I’m sorry I’m talking about COVID-19
14 Sept 2023
It’s back. Did it ever go away? Well the NHS COVID-19 app closed on 27 April 2023 but now with news headlines this week referencing cases soaring across the country and Health experts warning we have entered "another Covid-19 wave", we have to put this back on your agenda. Sorry.
There will obviously be an impact for employees, employers and workplaces.
HSE no longer expects every business to consider COVID-19 in their risk assessment or to have specific measures in place. However, employers may still choose to continue to cover COVID-19 in their risk assessments. There also remains a requirement to protect those who will come into contact with the virus due to their work activity.
Employees may of course be ill themselves. The current NHS guidance (with my underline) states:
“Try to stay at home and avoid contact with other people if you or your child have symptoms and either:
have a high temperature
do not feel well enough to go to work, school, childcare, or do your normal activities
You can go back to your normal activities when you feel better or do not have a high temperature.
If your child has mild symptoms such as a runny nose, sore throat or mild cough, and they feel well enough, they can go to school or childcare.”

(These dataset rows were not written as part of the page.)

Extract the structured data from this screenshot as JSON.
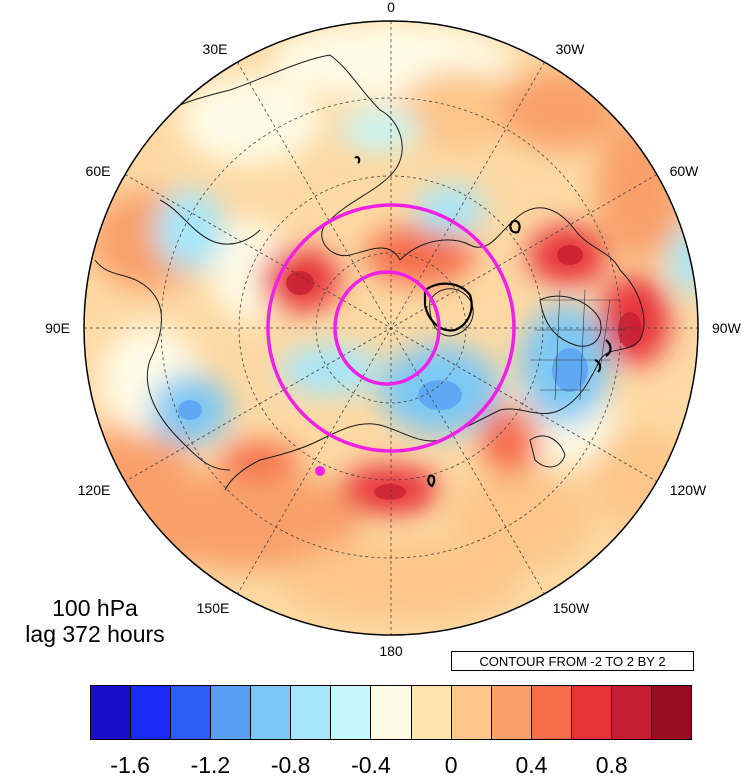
{
  "title": {
    "level": "100 hPa",
    "lag": "lag 372 hours"
  },
  "contour_note": "CONTOUR FROM -2 TO 2 BY 2",
  "longitude_labels": [
    "0",
    "30W",
    "60W",
    "90W",
    "120W",
    "150W",
    "180",
    "150E",
    "120E",
    "90E",
    "60E",
    "30E"
  ],
  "colorbar": {
    "colors": [
      "#1a0dc9",
      "#1a2af5",
      "#2e5cf5",
      "#57a0f5",
      "#7cc8f5",
      "#a6e6fa",
      "#c6f6f8",
      "#fffce6",
      "#fde2a9",
      "#fcc68a",
      "#f9a06a",
      "#f56d4b",
      "#e8323a",
      "#c41e31",
      "#990c22"
    ],
    "labels": [
      "-1.6",
      "-1.2",
      "-0.8",
      "-0.4",
      "0",
      "0.4",
      "0.8"
    ]
  },
  "colors": {
    "circle": "#f020e6",
    "contour": "#000000"
  }
}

So if your employees have COVID-19 symptoms but feel well enough to attend work they generally should do. However, considering adjustments to the workplace such that you can reassure them (and others) that they can safely attend may be wise. Of course, suggesting that those who can work from home do is a useful option.
The Government guidance which has been in place since 2022 states that most people with COVID-19 will no longer be infectious to others after 5 days. If employees leave their home during the 5 days after their positive test result the following steps would reduce the chance of passing on COVID-19 to others in the workplace:
wearing a well-fitting face covering made with multiple layers or a surgical face mask
avoiding crowded places or anywhere that is enclosed or poorly ventilated
covering their mouth and nose when they cough or sneeze; washing hands frequently with soap and water for 20 seconds or use hand sanitiser after coughing, sneezing and blowing their nose and before they eat or handle food; avoiding touching their face
Then there is the issue of nurseries, schools and other settings needing to close, perhaps due to their own staff illness. We know that in unforeseen circumstances employees have the right to take unpaid dependant leave in the short term to care for their children; this will naturally have an impact on the workplace and managing workloads. Further, whilst the NHS guidance states that children with mild symptoms can go to school or childcare this may not be inline with the view of the parent. If they choose to stay at home with their child it may not technically amount to dependant leave.
So watch this space and be alert to the latest developments, Government and NHS guidance on the issue as we move firmly into Autumn and prepare for what Winter may have in store. Of course, at CG we will always keep you up to date.